I’m thinking of a positive number less than \(100\). This number has remainder \(1\) when divided by \(3\), it has remainder \(2\) when divided by \(4\), and finally, it leaves remainder \(3\) when divided by \(5\). What number am I thinking of?
I’m thinking of two prime numbers. The first prime number squared is thirty-six more than the second prime number. What’s the second prime number?
We have a very large chessboard, consisting of white and black squares. We would like to place a stain of a specific shape on this chessboard and we know that the area of this stain is less than the area of one square of the chessboard. Show that it is always possible to place the stain in such a way that it does not cover a vertex of any square.

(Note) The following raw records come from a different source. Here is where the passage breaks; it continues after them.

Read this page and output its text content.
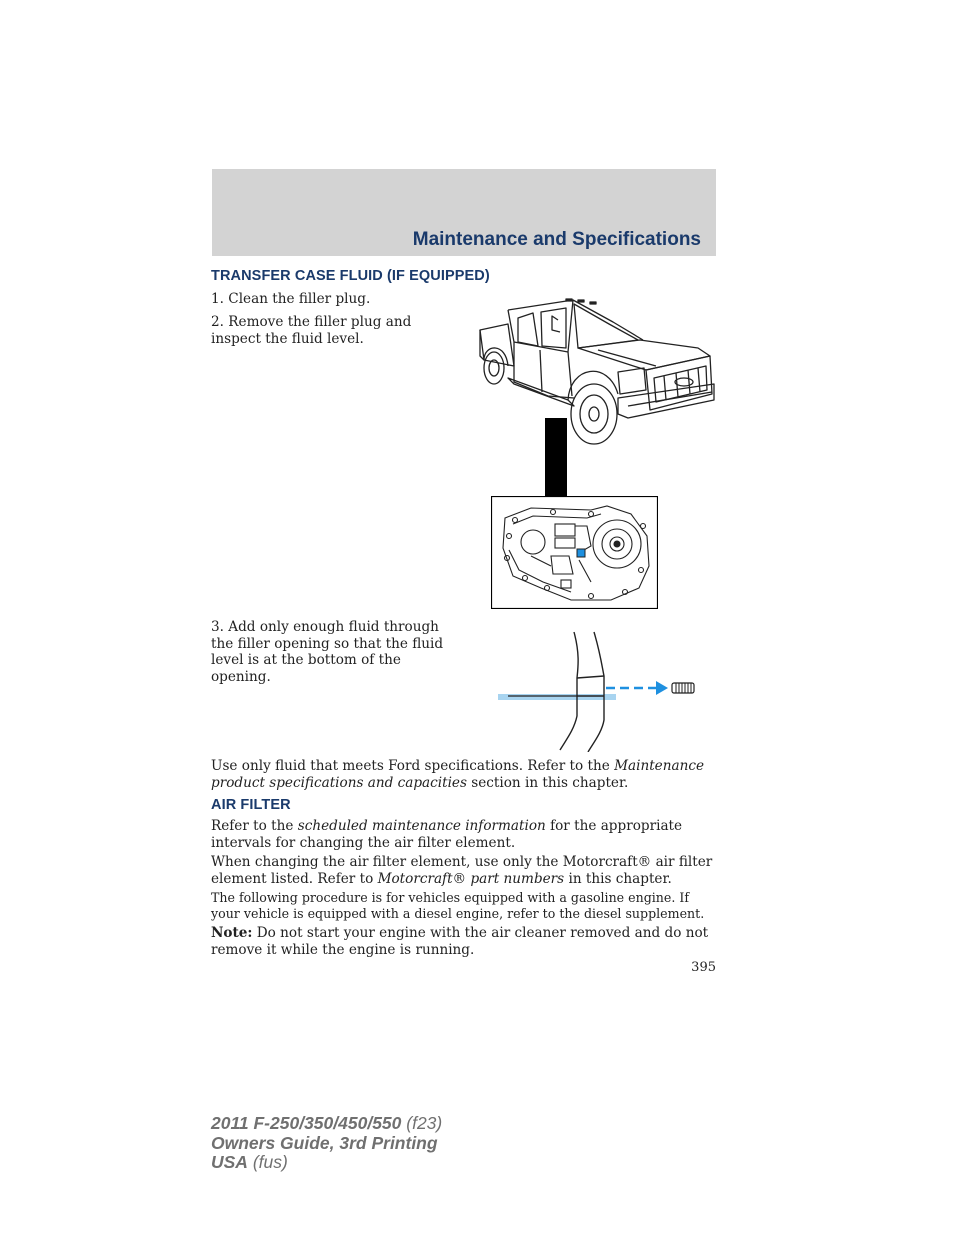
Maintenance and Specifications
TRANSFER CASE FLUID (IF EQUIPPED)
1. Clean the filler plug.
2. Remove the filler plug and inspect the fluid level.
3. Add only enough fluid through the filler opening so that the fluid level is at the bottom of the opening.
Use only fluid that meets Ford specifications. Refer to the Maintenance product specifications and capacities section in this chapter.
AIR FILTER
Refer to the scheduled maintenance information for the appropriate intervals for changing the air filter element.
When changing the air filter element, use only the Motorcraft® air filter element listed. Refer to Motorcraft® part numbers in this chapter.
The following procedure is for vehicles equipped with a gasoline engine. If your vehicle is equipped with a diesel engine, refer to the diesel supplement.
Note: Do not start your engine with the air cleaner removed and do not remove it while the engine is running.
395
2011 F-250/350/450/550 (f23)
Owners Guide, 3rd Printing
USA (fus)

Does the equation \(9^n+9^n+9^n=3^{2025}\) have any integer solutions?
Mark one card with a \(1\), two cards with a \(2\), ..., fifty cards with a \(50\). Put these \(1+2+...+50=1275\) cards into a box and shuffle them. How many cards do you need to take from the box to be certain that you will have taken at least \(10\) cards with the same mark?
For every pair of integers \(a\),
\(b\), we define an operator \(a\otimes b\) with the following three
properties.
1. \(a\otimes a=a+2\);
2. \(a\otimes b = b\otimes a\);
3. \(\frac{a\otimes(a+b)}{a\otimes
b}=\frac{a+b}{b}.\)
Calculate \(8\otimes5\).
During a tournament with six players, each player plays a match against each other player. At each match there is a winner; ties do not occur. A journalist asks five of the six players how many matches each of them has won. The answers given are \(4\), \(3\), \(2\), \(2\) and \(2\). How many matches have been won by the sixth player?
Let \(n\) be an integer (positive or negative). Find all values of \(n\), for which \(n\) is \(4^{\frac{n-1}{n+1}}\) an integer.
Klein tosses \(n\) fair coins and Möbius tosses \(n+1\) fair coins. What’s the probability that Möbius gets more heads than Klein? (Note that a fair coin is one that comes up heads half the time, and comes up tails the other half of the time).